Convolutional neural networks (CNNs) with large kernels, drawing inspiration from the key operations of vision transformers (ViTs), have demonstrated impressive performance in various vision-based applications. To address the issue of computational efficiency degradation in existing designs for supporting large-kernel convolutions, an FPGA-based inference accelerator is proposed for the efficient deployment of CNNs with arbitrary kernel sizes. Firstly, a Z-flow method is presented to optimize the computing data flow by maximizing data reuse opportunity. Besides, the proposed design, incorporating the kernel-segmentation (Kseg) scheme, enables extended support for large-kernel convolutions, significantly reducing the storage requirements for overlapped data. Moreover, based on the analysis of typical block structures in emerging CNNs, vertical-fused (VF) and horizontal-fused (HF) methods are developed to optimize CNN deployments from both computation and transmission perspectives. The proposed hardware accelerator, evaluated on Intel Arria 10 FPGA, achieves up to 3.91 times better DSP efficiency than prior art on the same network. Particularly, it demonstrates efficient support for large-kernel CNNs, achieving throughputs of 169.68 GOPS and 244.55 GOPS for RepLKNet-31 and PyConvResNet-50, respectively, both of which are implemented on hardware for the first time.
Paper Structure (10 sections, 1 equation, 3 figures, 1 table)

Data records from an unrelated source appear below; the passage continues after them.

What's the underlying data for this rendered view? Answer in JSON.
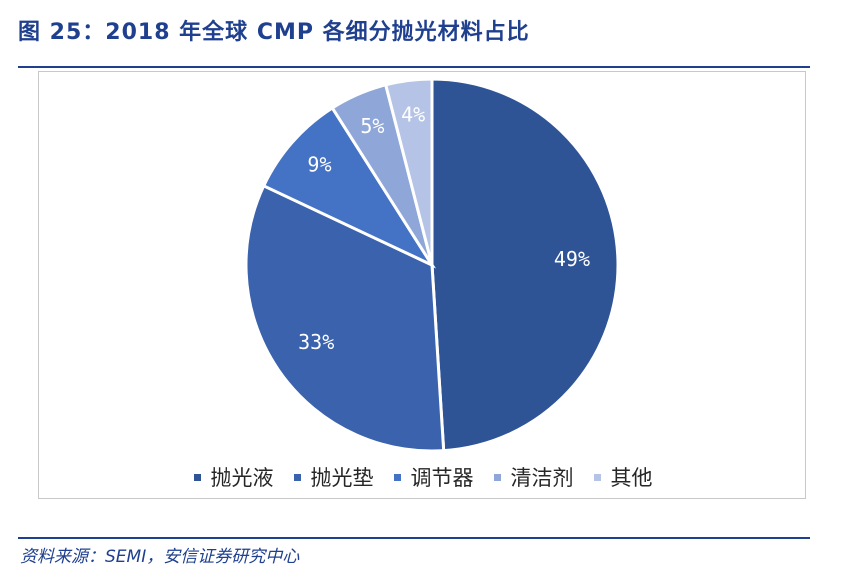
{
  "figure_title": "图 25：2018 年全球 CMP 各细分抛光材料占比",
  "source": "资料来源：SEMI，安信证券研究中心",
  "chart_data": {
    "type": "pie",
    "title": "2018 年全球 CMP 各细分抛光材料占比",
    "unit": "%",
    "legend_position": "bottom",
    "slices": [
      {
        "label": "抛光液",
        "value": 49,
        "display": "49%",
        "color": "#2f5496"
      },
      {
        "label": "抛光垫",
        "value": 33,
        "display": "33%",
        "color": "#3a62ad"
      },
      {
        "label": "调节器",
        "value": 9,
        "display": "9%",
        "color": "#4472c4"
      },
      {
        "label": "清洁剂",
        "value": 5,
        "display": "5%",
        "color": "#8ea6d8"
      },
      {
        "label": "其他",
        "value": 4,
        "display": "4%",
        "color": "#b4c3e6"
      }
    ]
  }
}
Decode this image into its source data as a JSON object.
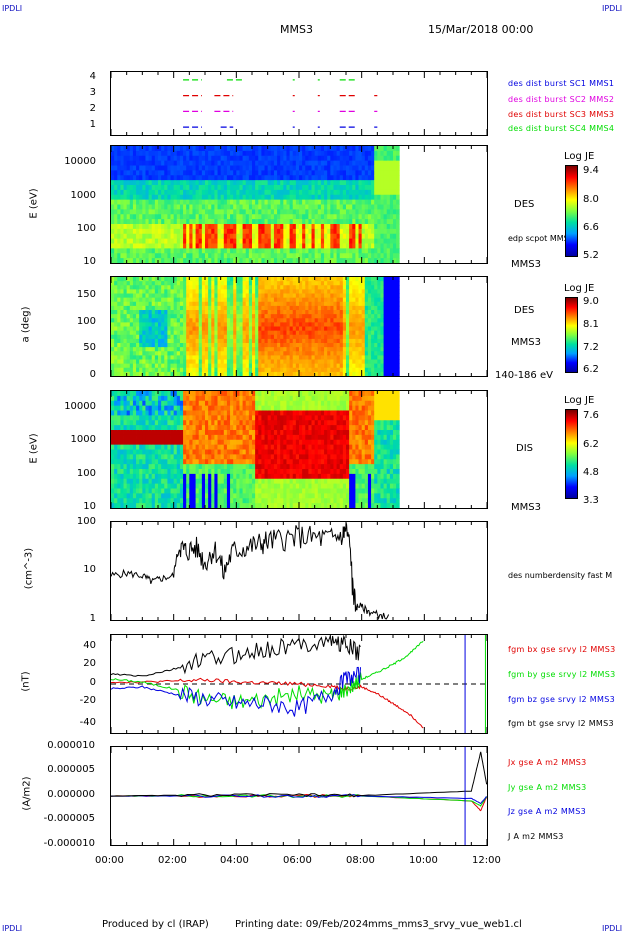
{
  "header": {
    "corner_tl": "IPDLI",
    "corner_tr": "IPDLI",
    "corner_bl": "IPDLI",
    "corner_br": "IPDLI",
    "mission": "MMS3",
    "datetime": "15/Mar/2018 00:00"
  },
  "footer": {
    "produced_by": "Produced by cl (IRAP)",
    "printing_date": "Printing date: 09/Feb/2024",
    "file_name": "mms_mms3_srvy_vue_web1.cl"
  },
  "colors": {
    "red": "#e00000",
    "green": "#00dd00",
    "blue": "#0000e0",
    "magenta": "#e000e0",
    "black": "#000000"
  },
  "panel1": {
    "yticks": [
      "1",
      "2",
      "3",
      "4"
    ],
    "legend": [
      {
        "text": "des dist burst SC1 MMS1",
        "color": "#0000e0"
      },
      {
        "text": "des dist burst SC2 MMS2",
        "color": "#e000e0"
      },
      {
        "text": "des dist burst SC3 MMS3",
        "color": "#e00000"
      },
      {
        "text": "des dist burst SC4 MMS4",
        "color": "#00dd00"
      }
    ]
  },
  "panel2": {
    "ylabel": "E (eV)",
    "yticks": [
      "10",
      "100",
      "1000",
      "10000"
    ],
    "species": "DES",
    "overlay": "edp scpot MMS3",
    "sc": "MMS3",
    "cb_title": "Log JE",
    "cb_ticks": [
      "9.4",
      "8.0",
      "6.6",
      "5.2"
    ]
  },
  "panel3": {
    "ylabel": "a (deg)",
    "yticks": [
      "0",
      "50",
      "100",
      "150"
    ],
    "species": "DES",
    "sc": "MMS3",
    "energy": "140-186 eV",
    "cb_title": "Log JE",
    "cb_ticks": [
      "9.0",
      "8.1",
      "7.2",
      "6.2"
    ]
  },
  "panel4": {
    "ylabel": "E (eV)",
    "yticks": [
      "10",
      "100",
      "1000",
      "10000"
    ],
    "species": "DIS",
    "sc": "MMS3",
    "cb_title": "Log JE",
    "cb_ticks": [
      "7.6",
      "6.2",
      "4.8",
      "3.3"
    ]
  },
  "panel5": {
    "ylabel": "(cm^-3)",
    "yticks": [
      "1",
      "10",
      "100"
    ],
    "legend": "des numberdensity fast M"
  },
  "panel6": {
    "ylabel": "(nT)",
    "yticks": [
      "-40",
      "-20",
      "0",
      "20",
      "40"
    ],
    "legend": [
      {
        "text": "fgm bx gse srvy l2 MMS3",
        "color": "#e00000"
      },
      {
        "text": "fgm by gse srvy l2 MMS3",
        "color": "#00dd00"
      },
      {
        "text": "fgm bz gse srvy l2 MMS3",
        "color": "#0000e0"
      },
      {
        "text": "fgm bt gse srvy l2 MMS3",
        "color": "#000000"
      }
    ]
  },
  "panel7": {
    "ylabel": "(A/m2)",
    "yticks": [
      "-0.000010",
      "-0.000005",
      "0.000000",
      "0.000005",
      "0.000010"
    ],
    "legend": [
      {
        "text": "Jx gse A m2 MMS3",
        "color": "#e00000"
      },
      {
        "text": "Jy gse A m2 MMS3",
        "color": "#00dd00"
      },
      {
        "text": "Jz gse A m2 MMS3",
        "color": "#0000e0"
      },
      {
        "text": "J A m2 MMS3",
        "color": "#000000"
      }
    ]
  },
  "xaxis": {
    "ticks": [
      "00:00",
      "02:00",
      "04:00",
      "06:00",
      "08:00",
      "10:00",
      "12:00"
    ]
  },
  "chart_data": [
    {
      "type": "scatter",
      "title": "",
      "x": [
        "00:00",
        "02:00",
        "04:00",
        "06:00",
        "08:00",
        "10:00",
        "12:00"
      ],
      "series": [
        {
          "name": "des dist burst SC1 MMS1",
          "value": 1,
          "intervals_h": [
            [
              2.3,
              2.9
            ],
            [
              3.5,
              3.9
            ],
            [
              7.3,
              7.8
            ],
            [
              8.4,
              8.5
            ]
          ]
        },
        {
          "name": "des dist burst SC2 MMS2",
          "value": 2,
          "intervals_h": [
            [
              2.3,
              2.9
            ],
            [
              3.3,
              3.9
            ],
            [
              7.3,
              7.8
            ],
            [
              8.4,
              8.5
            ]
          ]
        },
        {
          "name": "des dist burst SC3 MMS3",
          "value": 3,
          "intervals_h": [
            [
              2.3,
              2.9
            ],
            [
              3.3,
              3.9
            ],
            [
              7.3,
              7.8
            ],
            [
              8.4,
              8.5
            ]
          ]
        },
        {
          "name": "des dist burst SC4 MMS4",
          "value": 4,
          "intervals_h": [
            [
              2.3,
              2.9
            ],
            [
              3.7,
              4.2
            ],
            [
              7.3,
              7.8
            ]
          ]
        }
      ],
      "ylim": [
        0.5,
        4.5
      ]
    },
    {
      "type": "heatmap",
      "ylabel": "E (eV)",
      "yscale": "log",
      "ylim": [
        10,
        30000
      ],
      "xlim_h": [
        0,
        9.2
      ],
      "colorbar": {
        "title": "Log JE",
        "range": [
          5.2,
          9.4
        ]
      }
    },
    {
      "type": "heatmap",
      "ylabel": "a (deg)",
      "ylim": [
        0,
        180
      ],
      "xlim_h": [
        0,
        9.2
      ],
      "colorbar": {
        "title": "Log JE",
        "range": [
          6.2,
          9.0
        ]
      }
    },
    {
      "type": "heatmap",
      "ylabel": "E (eV)",
      "yscale": "log",
      "ylim": [
        10,
        20000
      ],
      "xlim_h": [
        0,
        9.2
      ],
      "colorbar": {
        "title": "Log JE",
        "range": [
          3.3,
          7.6
        ]
      }
    },
    {
      "type": "line",
      "ylabel": "(cm^-3)",
      "yscale": "log",
      "ylim": [
        1,
        100
      ],
      "series": [
        {
          "name": "des numberdensity fast M",
          "x_h": [
            0,
            0.5,
            1.0,
            1.3,
            1.6,
            2.0,
            2.2,
            2.4,
            2.7,
            3.0,
            3.3,
            3.6,
            3.9,
            4.3,
            4.7,
            5.0,
            5.5,
            6.0,
            6.5,
            7.0,
            7.4,
            7.5,
            7.7,
            7.8,
            7.9,
            8.2,
            8.5,
            8.9
          ],
          "values": [
            8,
            9,
            8,
            6,
            7,
            8,
            30,
            25,
            30,
            14,
            28,
            8,
            25,
            30,
            35,
            40,
            45,
            50,
            48,
            45,
            55,
            70,
            5,
            1.7,
            2,
            1.5,
            1.3,
            1.1
          ]
        }
      ]
    },
    {
      "type": "line",
      "ylabel": "(nT)",
      "ylim": [
        -50,
        50
      ],
      "series": [
        {
          "name": "fgm bx gse srvy l2 MMS3",
          "x_h": [
            0,
            1,
            2,
            3,
            4,
            5,
            6,
            7,
            7.5,
            8,
            8.5,
            9,
            9.5,
            10
          ],
          "values": [
            2,
            2,
            3,
            4,
            2,
            1,
            0,
            -2,
            -5,
            -3,
            -10,
            -20,
            -30,
            -45
          ]
        },
        {
          "name": "fgm by gse srvy l2 MMS3",
          "x_h": [
            0,
            1,
            2,
            3,
            4,
            5,
            6,
            7,
            7.5,
            8,
            8.5,
            9,
            9.5,
            10
          ],
          "values": [
            5,
            2,
            -5,
            -15,
            -18,
            -15,
            -10,
            -12,
            -5,
            5,
            12,
            20,
            30,
            45
          ]
        },
        {
          "name": "fgm bz gse srvy l2 MMS3",
          "x_h": [
            0,
            1,
            2,
            3,
            4,
            5,
            6,
            7,
            7.5,
            8
          ],
          "values": [
            -5,
            -3,
            -10,
            -15,
            -20,
            -20,
            -25,
            -10,
            5,
            10
          ]
        },
        {
          "name": "fgm bt gse srvy l2 MMS3",
          "x_h": [
            0,
            1,
            2,
            3,
            4,
            5,
            6,
            7,
            7.5,
            8
          ],
          "values": [
            10,
            8,
            15,
            25,
            30,
            35,
            40,
            45,
            40,
            30
          ]
        }
      ]
    },
    {
      "type": "line",
      "ylabel": "(A/m2)",
      "ylim": [
        -1e-05,
        1e-05
      ],
      "series": [
        {
          "name": "Jx gse A m2 MMS3",
          "x_h": [
            0,
            3,
            6,
            8,
            11.5,
            11.8,
            12
          ],
          "values": [
            0,
            0,
            0,
            0,
            -1e-06,
            -3e-06,
            0
          ]
        },
        {
          "name": "Jy gse A m2 MMS3",
          "x_h": [
            0,
            3,
            6,
            8,
            11.5,
            11.8,
            12
          ],
          "values": [
            0,
            0,
            0,
            0,
            -1e-06,
            -2e-06,
            0
          ]
        },
        {
          "name": "Jz gse A m2 MMS3",
          "x_h": [
            0,
            3,
            6,
            8,
            11.5,
            11.8,
            12
          ],
          "values": [
            0,
            0,
            0,
            0,
            -5e-07,
            -1.5e-06,
            0
          ]
        },
        {
          "name": "J A m2 MMS3",
          "x_h": [
            0,
            3,
            6,
            8,
            11.5,
            11.8,
            12
          ],
          "values": [
            0,
            2e-07,
            2e-07,
            1e-07,
            1e-06,
            9e-06,
            2e-06
          ]
        }
      ]
    }
  ]
}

This paper contains 10 sections, 1 equation, 3 figures, 1 table.

Figures (3)

  • Figure 1: The overall architecture and computing dataflow. (a) The overall architecture of the proposed accelerator. (b) Convolution operation and design variables. (c) MAC array architecture. (d) Detailed computing dataflow of the Z-flow method when the stride is 1. (e) Segmentation scheme of kernel map.
  • Figure 2: Fusion methods and corresponding execution scheduling. (a) Structures of typical blocks. (b) Data transactions between on-chip buffers and computing units. (c) The execution scheduling of different fusion strategies.
  • Figure 3: Performance improvement (PI) of different typical blocks. (a) PI of MBconv blocks in Mobilenetv3 with VF method. (b) PI of RepLK blocks with VF method. (c) PI of PyConv blocks with HF method.